Before the crypto mining craze subsided abruptly in April 2018, Gigabyte maintained a hefty profitability scenario in the first quarter, with its net earnings for the quarter shooting up 91% sequentially and skyrocketing five-fold on year to NT$1.61 billion (US$52.75 million), a new quarterly high and even higher than net profits for the first half of 2017. Revenues for the first five months still surged 40% on year to NT$30.53 billion. As crypto mining graphic cards can hardly generate high gross margins amid the sustained weakness in demand, Gigabyte will focus more on promoting graphic cards for gaming devices in the second half of 2018, the company said.
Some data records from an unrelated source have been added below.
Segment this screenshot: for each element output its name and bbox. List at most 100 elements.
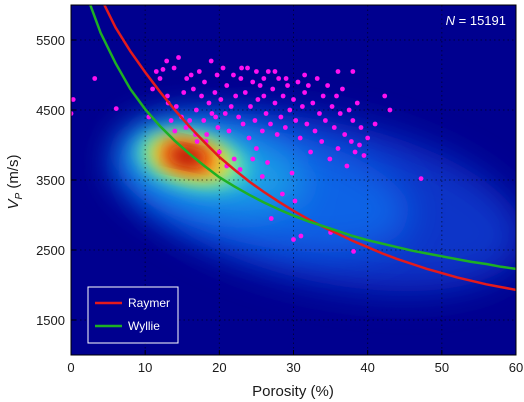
scatter-point	[298, 233, 304, 239]
scatter-point	[314, 76, 320, 81]
sample-size-var: N	[446, 13, 456, 28]
scatter-point	[187, 118, 193, 123]
scatter-point	[282, 125, 288, 130]
scatter-point	[233, 93, 239, 99]
scatter-point	[334, 93, 339, 99]
scatter-point	[193, 107, 199, 113]
x-tick-label: 10	[138, 360, 152, 375]
scatter-point	[176, 55, 181, 60]
scatter-point	[236, 114, 242, 120]
scatter-point	[348, 139, 354, 144]
x-axis-label: Porosity (%)	[252, 383, 334, 400]
scatter-point	[357, 142, 362, 148]
scatter-point	[274, 132, 280, 137]
scatter-point	[293, 118, 299, 123]
scatter-point	[287, 107, 293, 113]
scatter-point	[308, 149, 313, 155]
scatter-point	[295, 79, 301, 85]
scatter-point	[372, 121, 378, 127]
scatter-point	[278, 114, 284, 120]
scatter-point	[351, 249, 356, 254]
scatter-point	[226, 128, 232, 134]
scatter-point	[387, 107, 393, 113]
curve-wyllie	[89, 5, 516, 271]
scatter-point	[168, 118, 174, 123]
scatter-point	[285, 83, 290, 88]
scatter-point	[216, 149, 222, 155]
fit-curves	[89, 5, 516, 292]
scatter-point	[201, 118, 207, 123]
scatter-point	[291, 237, 296, 242]
y-tick-label: 1500	[36, 313, 65, 328]
scatter-point	[335, 69, 341, 74]
x-tick-label: 60	[509, 360, 523, 375]
y-tick-label: 3500	[36, 173, 65, 188]
scatter-point	[418, 176, 424, 182]
scatter-point	[312, 128, 318, 134]
y-tick-label: 4500	[36, 103, 65, 118]
scatter-point	[215, 125, 221, 130]
scatter-point	[320, 93, 326, 99]
scatter-point	[71, 97, 76, 102]
plot-area	[70, 4, 517, 356]
scatter-point	[259, 128, 265, 134]
scatter-point	[358, 125, 364, 130]
scatter-point	[365, 135, 371, 141]
scatter-point	[361, 153, 367, 158]
scatter-point	[254, 146, 259, 151]
scatter-point	[279, 191, 285, 197]
curve-raymer	[103, 5, 516, 292]
scatter-point	[342, 132, 348, 137]
scatter-point	[212, 90, 218, 95]
scatter-point	[304, 121, 310, 127]
scatter-point	[204, 132, 210, 137]
y-axis-label: VP (m/s)	[5, 154, 25, 209]
sample-size-value: = 15191	[455, 13, 506, 28]
scatter-point	[344, 163, 350, 169]
scatter-point	[300, 104, 305, 109]
scatter-point	[263, 111, 269, 116]
scatter-point	[265, 69, 271, 74]
scatter-point	[237, 167, 243, 172]
sample-size-annotation: N = 15191	[446, 13, 506, 28]
scatter-point	[220, 65, 226, 71]
scatter-point	[350, 69, 356, 74]
scatter-point	[188, 72, 194, 78]
scatter-point	[325, 83, 331, 88]
scatter-point	[283, 76, 289, 81]
x-tick-label: 0	[67, 360, 74, 375]
scatter-point	[160, 67, 166, 72]
scatter-point	[346, 107, 352, 113]
scatter-point	[214, 72, 220, 78]
scatter-point	[291, 97, 296, 102]
scatter-point	[302, 72, 308, 78]
scatter-point	[194, 139, 200, 144]
scatter-point	[228, 104, 234, 109]
scatter-point	[272, 69, 278, 74]
scatter-point	[224, 83, 230, 88]
legend-label-raymer: Raymer	[128, 296, 170, 310]
scatter-point	[71, 111, 74, 116]
scatter-point	[209, 111, 215, 116]
scatter-point	[335, 146, 341, 151]
scatter-point	[199, 93, 204, 99]
scatter-point	[172, 128, 178, 134]
scatter-point	[206, 100, 212, 106]
scatter-point	[218, 97, 224, 102]
scatter-point	[259, 174, 265, 179]
scatter-point	[317, 111, 322, 116]
scatter-point	[268, 216, 274, 221]
y-axis-label-var: V	[5, 198, 22, 210]
density-contour-7	[173, 149, 200, 164]
scatter-point	[248, 104, 253, 109]
scatter-point	[238, 76, 244, 81]
scatter-point	[157, 76, 163, 81]
scatter-point	[352, 149, 358, 155]
scatter-point	[113, 106, 119, 111]
x-tick-label: 40	[360, 360, 374, 375]
x-tick-label: 30	[286, 360, 300, 375]
scatter-point	[337, 111, 343, 116]
scatter-point	[150, 86, 155, 92]
y-axis: 1500 2500 3500 4500 5500	[36, 33, 76, 328]
scatter-point	[354, 100, 360, 106]
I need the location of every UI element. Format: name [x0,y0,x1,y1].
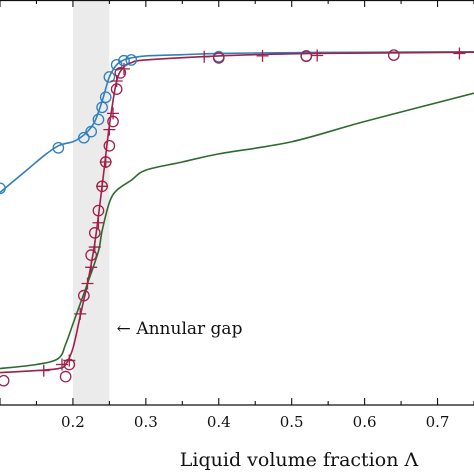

Company statistics also indicate Gigabyte's revenue ratio for graphic cards hit a high of 49% in the first quarter of 2018, compared to 36% for motherboards and 15% for servers. But the ratio for servers already soared to 20% in the second quarter amid the declining graphics card shipment momentum. Meanwhile, Gigabyte's motherboard shipments reached 3.3 million units in first-quarter 2018, and 1.1 million units each for April and May, with second-quarter shipments likely to remain flat or increase slightly compared to the first quarter. The company expects its annual motherboard shipments to be in the same range of 12-13 million units as posted for 2017, instead of accomplishing a 10% annual growth estimated in early 2018. This is due mainly to a delay in the arrival of Intel's new-generation CPU platform, the company indicated.
Gigabyte has landed big orders from Yandex of Russia and Penguin Computing of the US for server products. This is expected to help push up the firm's 2018 server revenues by 20% on year.